Thanks guys youve been very helpful. So it looks like I got the pump thing figured out, will go to bike shop tomorrow and have a look, thanks. Also, I think the frame is fixable, but I need to do more research and get more peoples opinions. I also need to figure out what type of metal the bike is made of. I know absolutely nothing about the bike, since I got it for free from a woman whos son moved overseas or something a long time ago and the bike has been sitting in her garage. She didn't know age, brand, or anything. All I know is that it says "Dodsun" and "triathlon" on the frame. Tomorrow I will take some better pics of the spot that needs to be fixed on the frame, and the bike in its entirety just for your curiosity, when I have natural sunlight. Pictures in the dark with flash don't look good.

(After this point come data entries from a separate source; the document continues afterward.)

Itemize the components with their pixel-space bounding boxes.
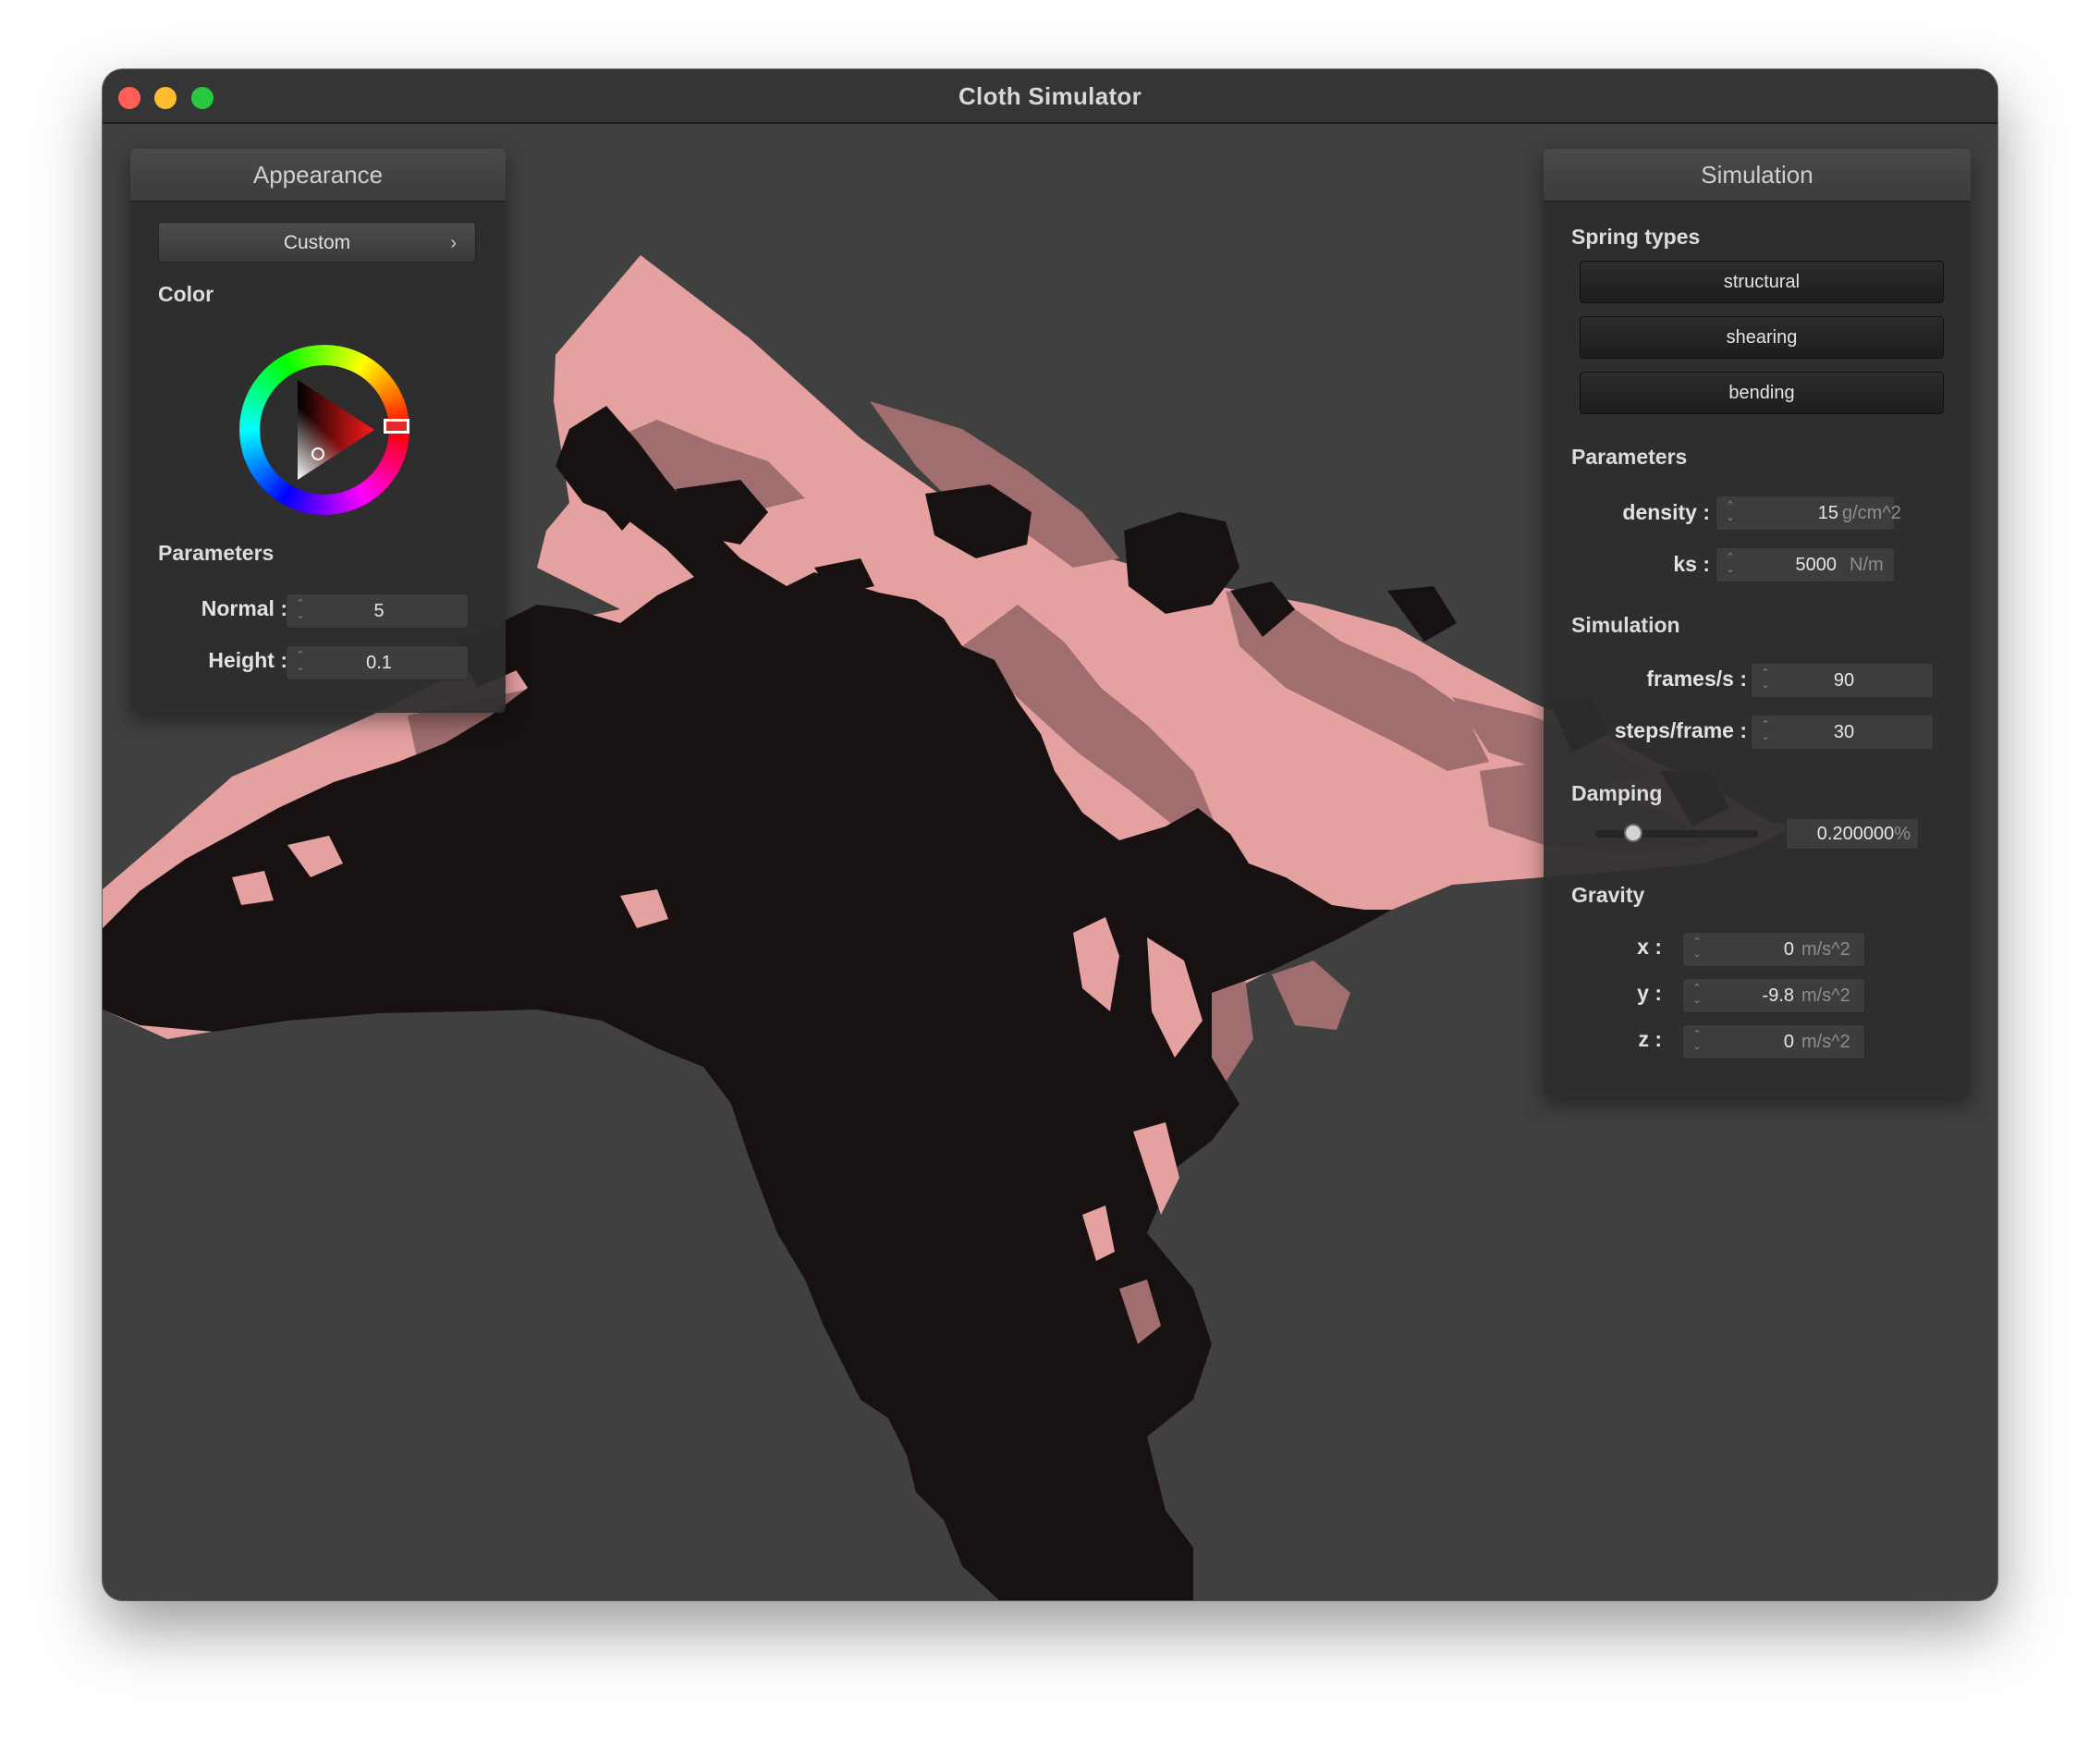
frames-per-s-spinbox[interactable]: ⌃ ⌄ 90 <box>1751 663 1934 698</box>
spring-types-label: Spring types <box>1571 225 1701 249</box>
stepper-arrows-icon[interactable]: ⌃ ⌄ <box>1691 936 1703 962</box>
stepper-arrows-icon[interactable]: ⌃ ⌄ <box>1691 1029 1703 1055</box>
gravity-x-spinbox[interactable]: ⌃ ⌄ 0 m/s^2 <box>1682 932 1865 967</box>
density-unit: g/cm^2 <box>1842 503 1901 523</box>
gravity-z-unit: m/s^2 <box>1801 1032 1850 1052</box>
normal-spinbox[interactable]: ⌃ ⌄ 5 <box>286 594 469 629</box>
stepper-arrows-icon[interactable]: ⌃ ⌄ <box>1691 983 1703 1009</box>
appearance-panel-title: Appearance <box>130 149 506 202</box>
damping-value: 0.200000 <box>1816 824 1895 844</box>
appearance-panel: Appearance Custom › Color Parameters Nor… <box>130 149 506 713</box>
chevron-right-icon: › <box>450 233 457 253</box>
gravity-x-value: 0 <box>1783 939 1794 960</box>
frames-per-s-label: frames/s : <box>1646 667 1747 691</box>
height-value: 0.1 <box>366 653 392 673</box>
ks-label: ks : <box>1673 552 1710 576</box>
ks-unit: N/m <box>1850 555 1884 575</box>
stepper-arrows-icon[interactable]: ⌃ ⌄ <box>1760 667 1771 693</box>
damping-unit: % <box>1894 824 1911 844</box>
stepper-arrows-icon[interactable]: ⌃ ⌄ <box>295 650 306 676</box>
damping-label: Damping <box>1571 781 1663 805</box>
steps-per-frame-label: steps/frame : <box>1614 718 1747 742</box>
damping-slider[interactable] <box>1595 824 1758 842</box>
ks-spinbox[interactable]: ⌃ ⌄ 5000 N/m <box>1715 547 1895 582</box>
damping-slider-handle[interactable] <box>1624 824 1643 842</box>
damping-value-field[interactable]: 0.200000% <box>1786 818 1919 850</box>
title-bar: Cloth Simulator <box>103 69 1997 124</box>
appearance-parameters-label: Parameters <box>158 541 275 565</box>
density-label: density : <box>1622 500 1710 524</box>
simulation-panel-title: Simulation <box>1544 149 1971 202</box>
stepper-arrows-icon[interactable]: ⌃ ⌄ <box>1725 500 1736 526</box>
app-window: Cloth Simulator Appearance Custom › Colo… <box>103 69 1997 1600</box>
gravity-y-unit: m/s^2 <box>1801 985 1850 1006</box>
height-label: Height : <box>208 648 287 672</box>
density-spinbox[interactable]: ⌃ ⌄ 15 g/cm^2 <box>1715 496 1901 531</box>
gravity-x-label: x : <box>1637 935 1662 959</box>
normal-label: Normal : <box>201 596 287 620</box>
gravity-x-unit: m/s^2 <box>1801 939 1850 960</box>
stepper-arrows-icon[interactable]: ⌃ ⌄ <box>1725 552 1736 578</box>
ks-value: 5000 <box>1795 555 1838 575</box>
normal-value: 5 <box>373 601 385 621</box>
frames-per-s-value: 90 <box>1833 670 1855 691</box>
gravity-z-label: z : <box>1638 1027 1662 1051</box>
simulation-section-label: Simulation <box>1571 613 1680 637</box>
window-title: Cloth Simulator <box>958 82 1142 110</box>
steps-per-frame-value: 30 <box>1833 722 1855 742</box>
density-value: 15 <box>1817 503 1838 523</box>
structural-spring-button[interactable]: structural <box>1580 261 1944 303</box>
simulation-parameters-label: Parameters <box>1571 445 1688 469</box>
hue-marker[interactable] <box>384 419 409 434</box>
gravity-y-label: y : <box>1637 981 1662 1005</box>
preset-value: Custom <box>283 232 351 253</box>
gravity-y-value: -9.8 <box>1762 985 1794 1006</box>
gravity-label: Gravity <box>1571 883 1645 907</box>
steps-per-frame-spinbox[interactable]: ⌃ ⌄ 30 <box>1751 715 1934 750</box>
bending-spring-button[interactable]: bending <box>1580 372 1944 414</box>
gravity-y-spinbox[interactable]: ⌃ ⌄ -9.8 m/s^2 <box>1682 978 1865 1013</box>
color-wheel[interactable] <box>239 345 409 515</box>
gravity-z-spinbox[interactable]: ⌃ ⌄ 0 m/s^2 <box>1682 1024 1865 1059</box>
gravity-z-value: 0 <box>1783 1032 1794 1052</box>
stepper-arrows-icon[interactable]: ⌃ ⌄ <box>1760 719 1771 745</box>
color-label: Color <box>158 282 214 306</box>
simulation-panel: Simulation Spring types structural shear… <box>1544 149 1971 1097</box>
appearance-preset-dropdown[interactable]: Custom › <box>158 222 476 263</box>
stepper-arrows-icon[interactable]: ⌃ ⌄ <box>295 598 306 624</box>
shearing-spring-button[interactable]: shearing <box>1580 316 1944 359</box>
height-spinbox[interactable]: ⌃ ⌄ 0.1 <box>286 645 469 680</box>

Also, the woman was telling me that I should be careful because when his son bought it brand new and went for his first ride on it he fell down, just on an ordinary driveway. It is because of the thin tyres and how they react to bumps. lol is it that bad or was he just a bit of a noob? Also, are these types of bikes wheels/rims delicate? Can I ride off that couple cm ledge off the footpath onto the road? Can I go over some quick, mostly grass/dirt shortcuts? Just generally speaking how different is it from an mtb and what should I expect.
Also, I am not sure yet if the tubes have punctures or not. I won't know until I pump them up but in case they do, is it any different from ordinary mtb's?
I've been riding MTB for years. Had a stint with a roadie for a while and went back to an MTB with slicks for commuting. Just thought it was more fun and didn't have to worry about breaking anything on the commute. More recently I have acquired another (old) roadie for commuting and a bit of training.
Bikes are generally made the same, just a bit different in shapes. The narrow road tyres are the same principle as MTB tyres. They might be narrower and a bit harder to manipulate off a rim, but they work the same, so do the tubes.
As for a little off road you should be fine, but you'll have to be a bit more careful. Ie don't drop off a kerb the same way as on your MTB, go a little slower and try to shift your weight around to unload the wheels where possible. As for a bit of grass etc. should be fine provided there aren't too many big bumps or holes. The older bike you have been given is likely built reasonably strong unless it is really light weight. Although they are really skinny tyres in comparison to your MTB and you will feel way more of the bumps, they are still designed to cope with 'real' roads that aren't perfectly smooth.
bychosis (bahy-koh-sis): A mental disorder characterised by symptoms, such as delusions or hallucinations, that indicate impaired contact with reality not containing bicycles.
It'll be some sort of steel. Maybe there's a sticker on the seat tube or down tube saying what it is. May be CrMo, Tange, etc. but as Munga and Ive said, find a brazier. That's how these frames were made.
The son may have been noob. When I first rode a road bike, I felt it as too big(upgrade from 24"). Haven't had a stack so far. Biggest dofference would be turning. You need to lean and can't turn the bars much, otherwise you'll flip/stack. I personally do gutter jump and ride over small sections off road on my 25 year old Peugeot. I took it easy at first, but saw that the bike could take it and it tube out alright. But then again, your frame is broken at the seat stay. If you get a quality repair done, I'd still take it easy until you're sure of the frame's integrity. When riding off road, grass is generally fine, and sticker to harder ground. And one more difference would be the drop bars. They're slightly different, but you'll get used to them.